A limitação de irrigação forjou um produtor que, mesmo a poucos metros do Rio Caí, mantém a virtude de aproveitar a chuva. “Fico doente quando vejo desperdício de água”, diz. Quando começou a produzir na Granja Nenê, em 2008, a área ainda não era estruturada para o pré-germinado. No ano seguinte, iniciou um processo de sistematização, com divisão em quadros para nivelamento de acordo com o solo. “Tem de respeitar as características de cada região”, ressalta.
Hanus salienta que, apesar dos avanços, trata-se de um processo trabalhoso e desafiador. Se doma o arroz vermelho, acaba tendo outro vilão para enfrentar: um caramujo atraído pela água que cobre as plantações. Ainda assim, exige menos defensivos do que uma lavoura convencional. “Com certeza este tipo de plantio dá muito mais trabalho do que o plantio convencional, porque você nivela o terreno, deixando os quadros com menor consumo de água”, observa. “Mas você só faz isso uma vez. É um projeto bastante caro, mas a longo prazo se paga.”
Plantio mais sustentável e econômico
Segundo Hanus, são inúmeras as vantagens do plantio pré-germinado diante do convencional. Entre elas, a lavoura em quadros, que permite o controle da lâmina de água, fazendo com que o consumo desse bem natural seja cerca de 40% menor do que no manejo convencional. “Como os quadros são nivelados, retêm a água da chuva e mantém a lavoura sempre irrigada”, diz. Outro fator relevante, segundo ele, é a redução do uso de defensivos agrícolas e de fertilizantes químicos em 45% e 30%, respectivamente.
Após a colheita, segue o Hanus, é feito o aproveitamento da palha do arroz, com uso do roço a faca e de enxadas rotativas, para a incorporação no solo. “O material, num prazo de 60 dias, entra em decomposição, transformando os restos em adubo orgânico, que melhora a qualidade do solo.”

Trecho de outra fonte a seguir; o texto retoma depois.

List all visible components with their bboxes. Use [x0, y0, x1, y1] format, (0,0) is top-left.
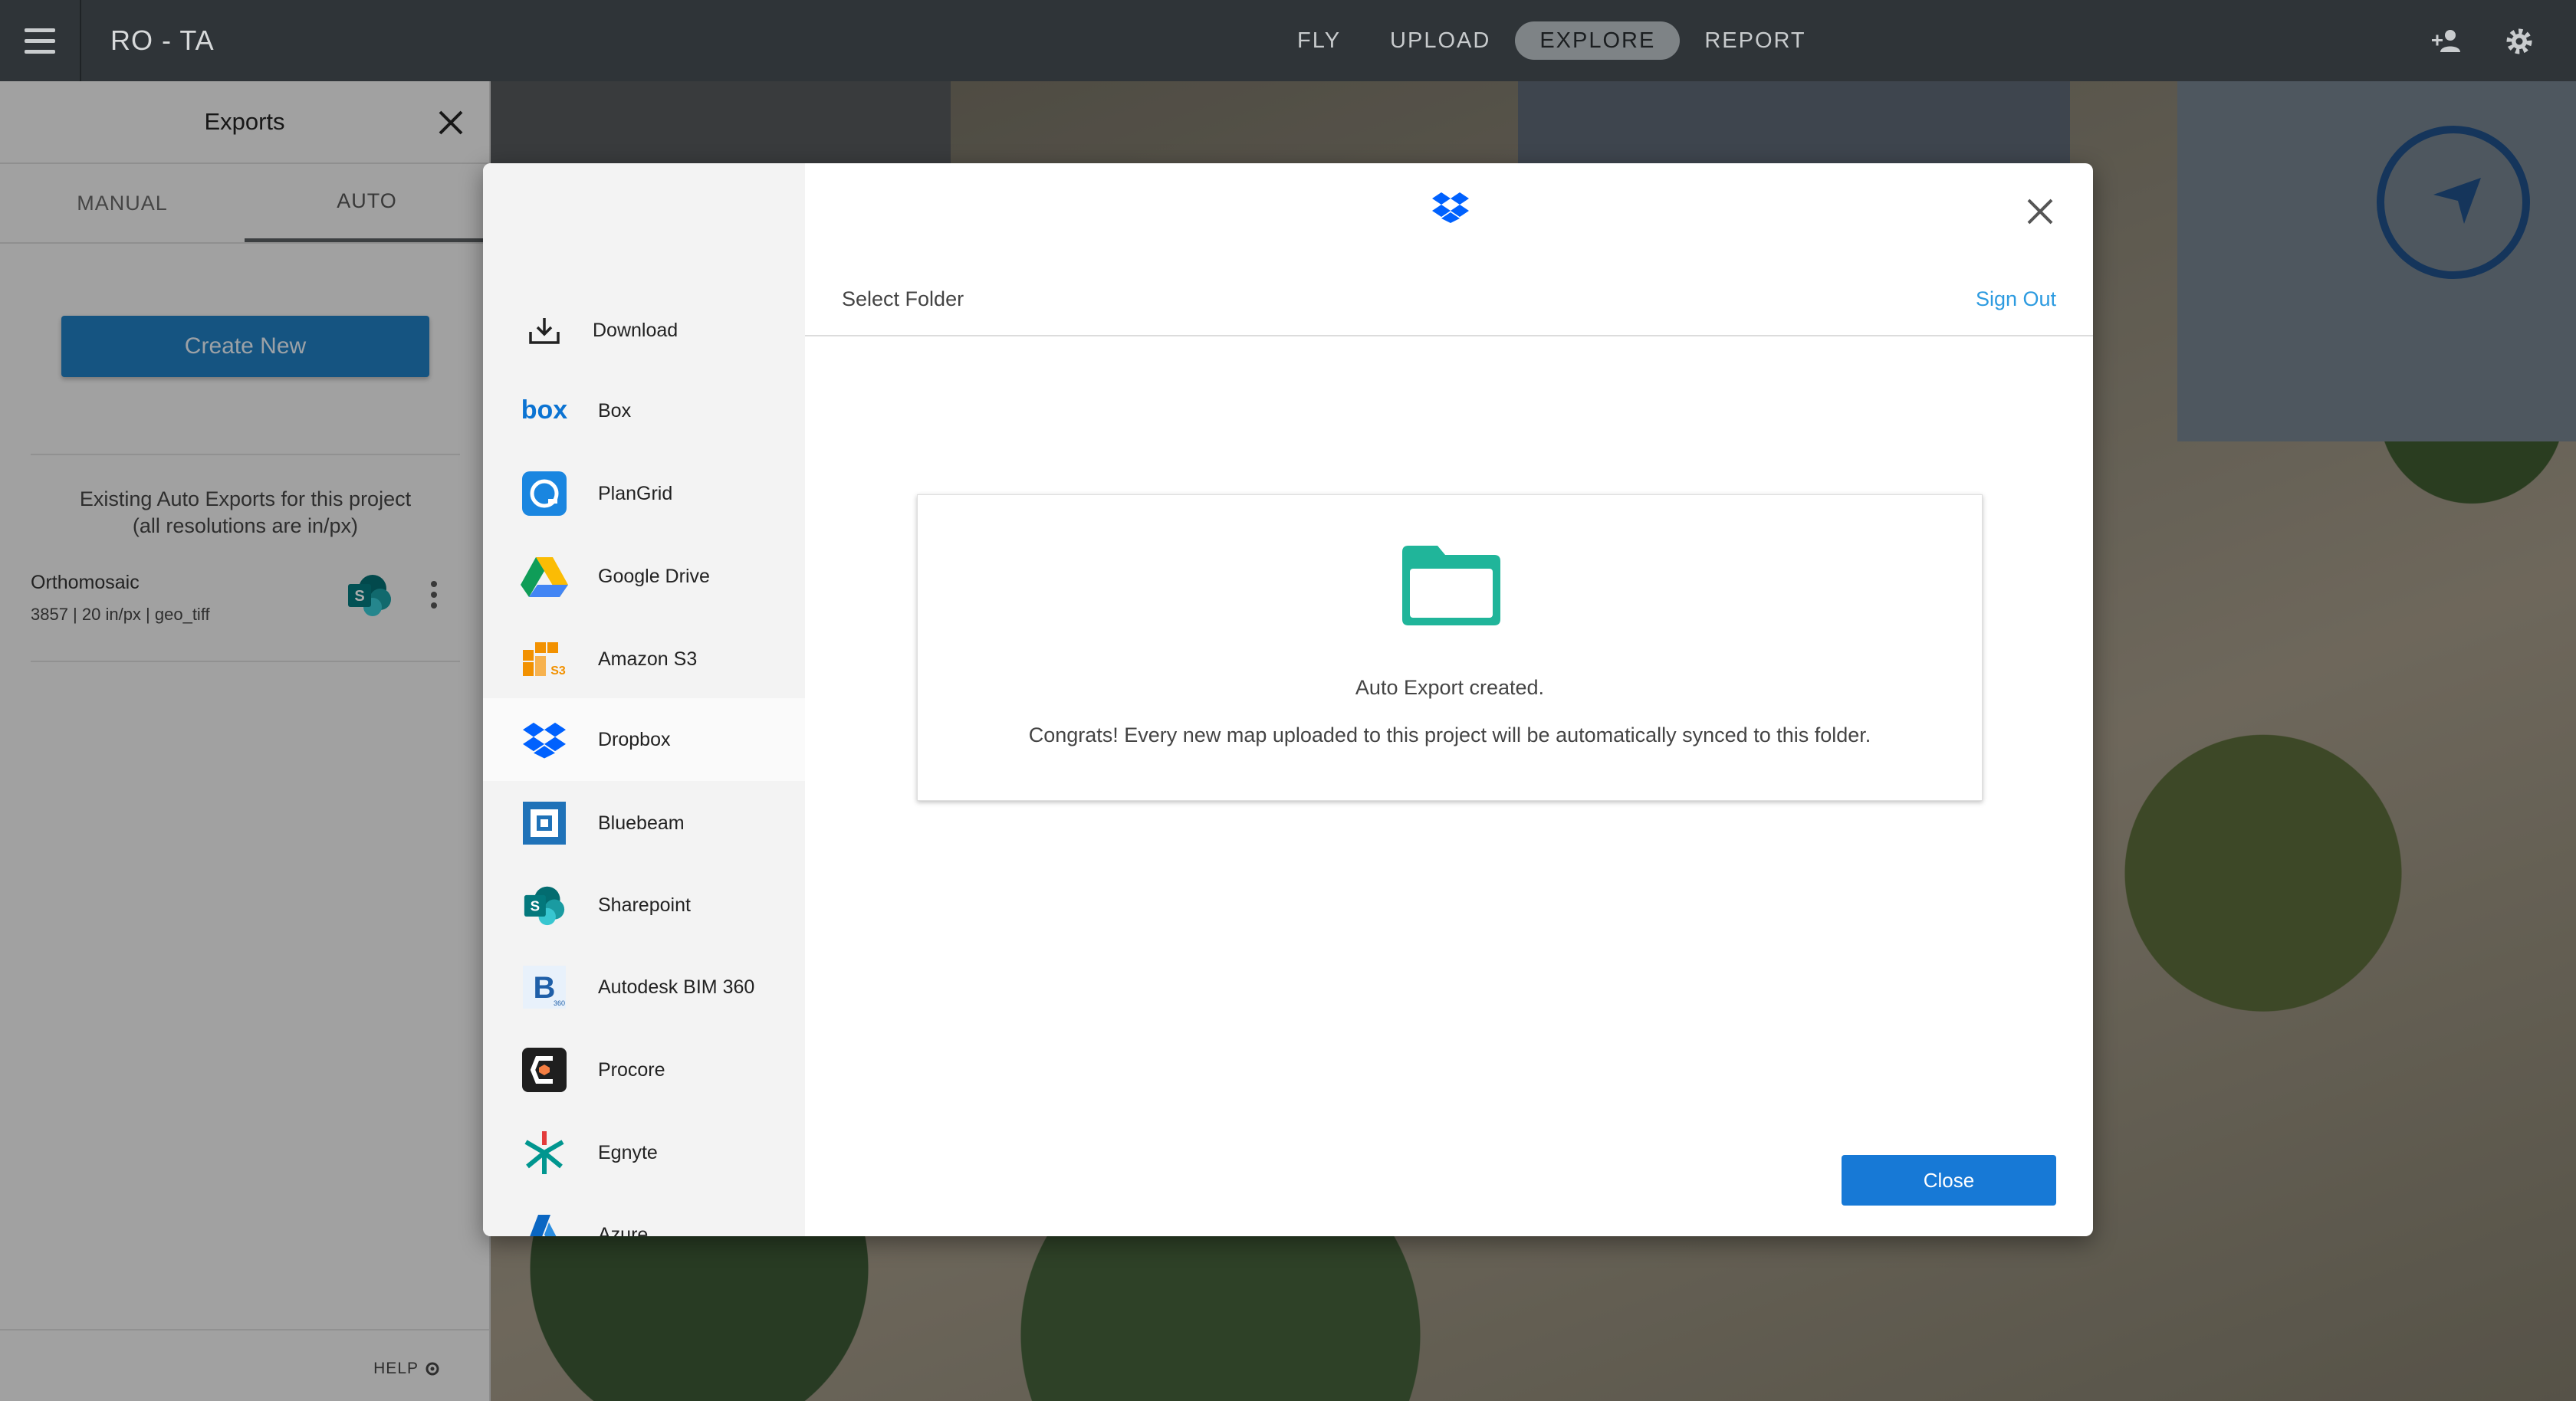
autodesk-bim360-icon: B 360 — [520, 963, 569, 1012]
success-card: Auto Export created. Congrats! Every new… — [917, 494, 1983, 801]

O técnico agrícola Danilo Mielczarski conta que o plantio pré-germinado, apesar de representar menos de 10% do total plantado no Rio Grande do Sul, é uma tendência sem volta. “Além da produtividade maior até 80% superior, é uma técnica que reduz significativamente o uso de defensivos”, afirma. Segundo ele, trata-se de uma questão de segurança alimentar. Em tempos com inflação elevada, o arroz pré-germinado ajuda na redução dos custos para o consumidor, garantindo o abastecimento da população.